Zimbabwe lawmakers propose bill to abolish death penalty
Members of Zimbabwe’s parliament made history last week by proposing legislation that could put an end to capital punishment in the African country. In a rare show of bipartisan support, lawmakers from both ruling and opposition parties came together to call for abolishing the death penalty.
The bill was introduced by Dzivarasekwa representative Edwin Mushoriwa, a member of the Citizens Coalition for Change party. He argued that capital punishment violates human dignity and is irreversible if a mistake is made. “Our traditional justice system was based on restoration, not revenge or retribution,” Mushoriwa said.
Other legislators echoed his sentiments. Allan Markham of Harare East said most nations have moved away from the death penalty in the name of human rights and justice. “It is time for Zimbabwe to follow suit,” he stated. Even Zanu PF chief whip Pupurai Togarepi backed the bill, declaring the death penalty to be a cruel and degrading form of punishment.
Currently, 62 inmates sit on Zimbabwe’s death row. But the country has not carried out an execution in over 17 years, effectively having a moratorium. The proposed bill seeks to formally abolish capital punishment by amending existing laws. It comes as a welcome development for human rights advocates, with legal groups like Veritas pushing to overturn death sentences and enact abolition.
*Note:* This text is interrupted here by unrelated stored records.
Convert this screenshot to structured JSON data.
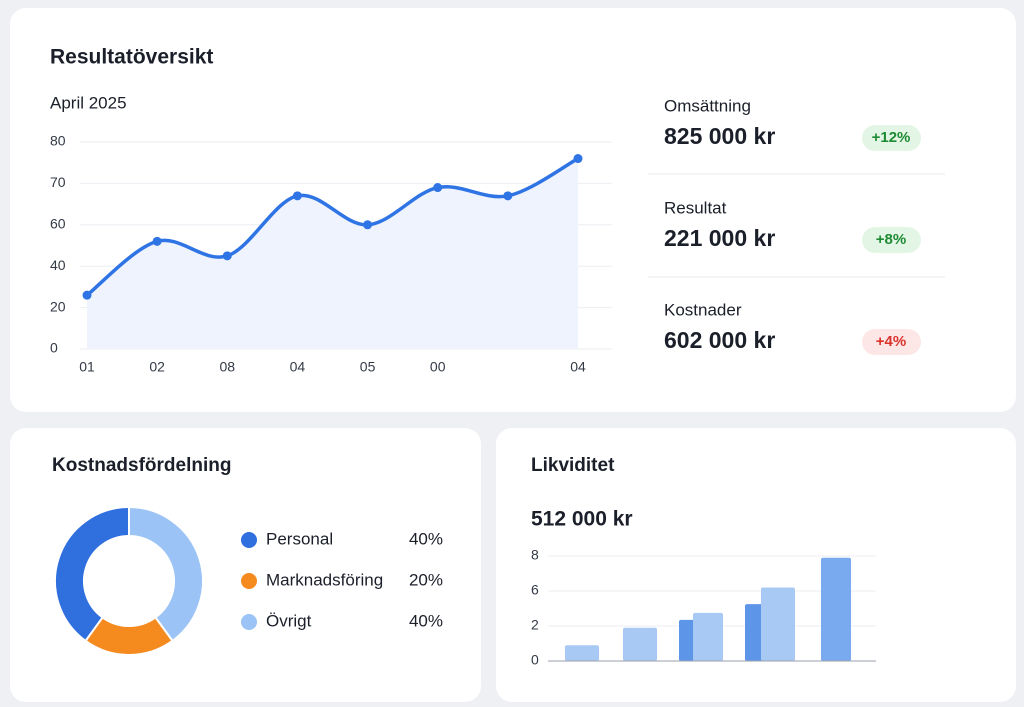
{
  "overview": {
    "title": "Resultatöversikt",
    "subtitle": "April 2025",
    "chart_data": {
      "type": "line",
      "categories": [
        "01",
        "02",
        "08",
        "04",
        "05",
        "00",
        null,
        "04"
      ],
      "values": [
        26,
        52,
        45,
        67,
        60,
        69,
        67,
        76
      ],
      "color": "#2f74e4",
      "area_color": "#eef3fd",
      "ylim": [
        0,
        80
      ],
      "yticks": [
        0,
        20,
        40,
        60,
        70,
        80
      ],
      "grid": true
    }
  },
  "kpis": [
    {
      "label": "Omsättning",
      "value": "825 000 kr",
      "change": "+12%",
      "badge": "positive"
    },
    {
      "label": "Resultat",
      "value": "221 000 kr",
      "change": "+8%",
      "badge": "positive"
    },
    {
      "label": "Kostnader",
      "value": "602 000 kr",
      "change": "+4%",
      "badge": "negative"
    }
  ],
  "costs": {
    "title": "Kostnadsfördelning",
    "chart_data": {
      "type": "donut",
      "categories": [
        "Personal",
        "Marknadsföring",
        "Övrigt"
      ],
      "values": [
        40,
        20,
        40
      ],
      "value_labels": [
        "40%",
        "20%",
        "40%"
      ],
      "colors": [
        "#2f6fde",
        "#f58a1f",
        "#9cc3f5"
      ]
    }
  },
  "liquidity": {
    "title": "Likviditet",
    "value": "512 000 kr",
    "chart_data": {
      "type": "bar",
      "values": [
        0.9,
        1.9,
        2.7,
        3.5,
        4.5,
        6.2,
        7.9
      ],
      "colors": [
        "#a9c9f5",
        "#a9c9f5",
        "#5d95e8",
        "#a9c9f5",
        "#5d95e8",
        "#a9c9f5",
        "#79aaf0"
      ],
      "ylim": [
        0,
        8
      ],
      "yticks": [
        0,
        2,
        6,
        8
      ],
      "grid": true
    }
  }
}
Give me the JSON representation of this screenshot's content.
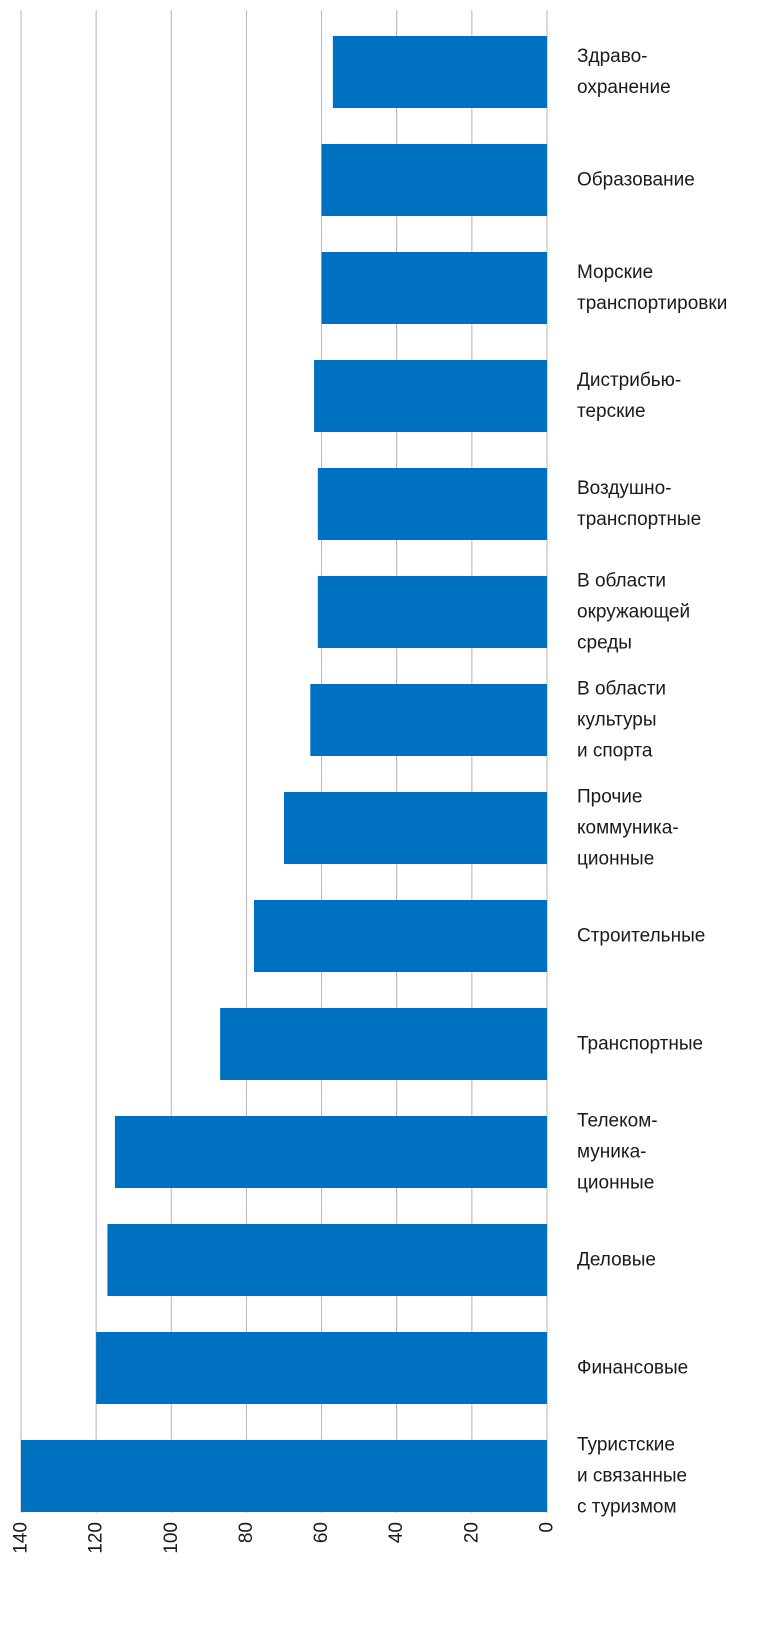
{
  "chart_data": {
    "type": "bar",
    "orientation": "horizontal",
    "x_direction": "reversed",
    "grid": true,
    "bar_color": "#0070C0",
    "xlim": [
      0,
      140
    ],
    "xticks": [
      0,
      20,
      40,
      60,
      80,
      100,
      120,
      140
    ],
    "tick_labels": [
      "0",
      "20",
      "40",
      "60",
      "80",
      "100",
      "120",
      "140"
    ],
    "categories": [
      [
        "Здраво-",
        "охранение"
      ],
      [
        "Образование"
      ],
      [
        "Морские",
        "транспортировки"
      ],
      [
        "Дистрибью-",
        "терские"
      ],
      [
        "Воздушно-",
        "транспортные"
      ],
      [
        "В области",
        "окружающей",
        "среды"
      ],
      [
        "В области",
        "культуры",
        "и спорта"
      ],
      [
        "Прочие",
        "коммуника-",
        "ционные"
      ],
      [
        "Строительные"
      ],
      [
        "Транспортные"
      ],
      [
        "Телеком-",
        "муника-",
        "ционные"
      ],
      [
        "Деловые"
      ],
      [
        "Финансовые"
      ],
      [
        "Туристские",
        "и связанные",
        "с туризмом"
      ]
    ],
    "values": [
      57,
      60,
      60,
      62,
      61,
      61,
      63,
      70,
      78,
      87,
      115,
      117,
      120,
      140
    ]
  }
}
If passed, the new law would signify a major step forward for Zimbabwe. By coming together across party lines on this important human rights issue, lawmakers are showing moral leadership. Their goal of replacing the death penalty with a system focused on restorative justice and rehabilitation reflects the country’s changing attitudes. Zimbabwe may soon close a dark chapter of its history by choosing to value all human life.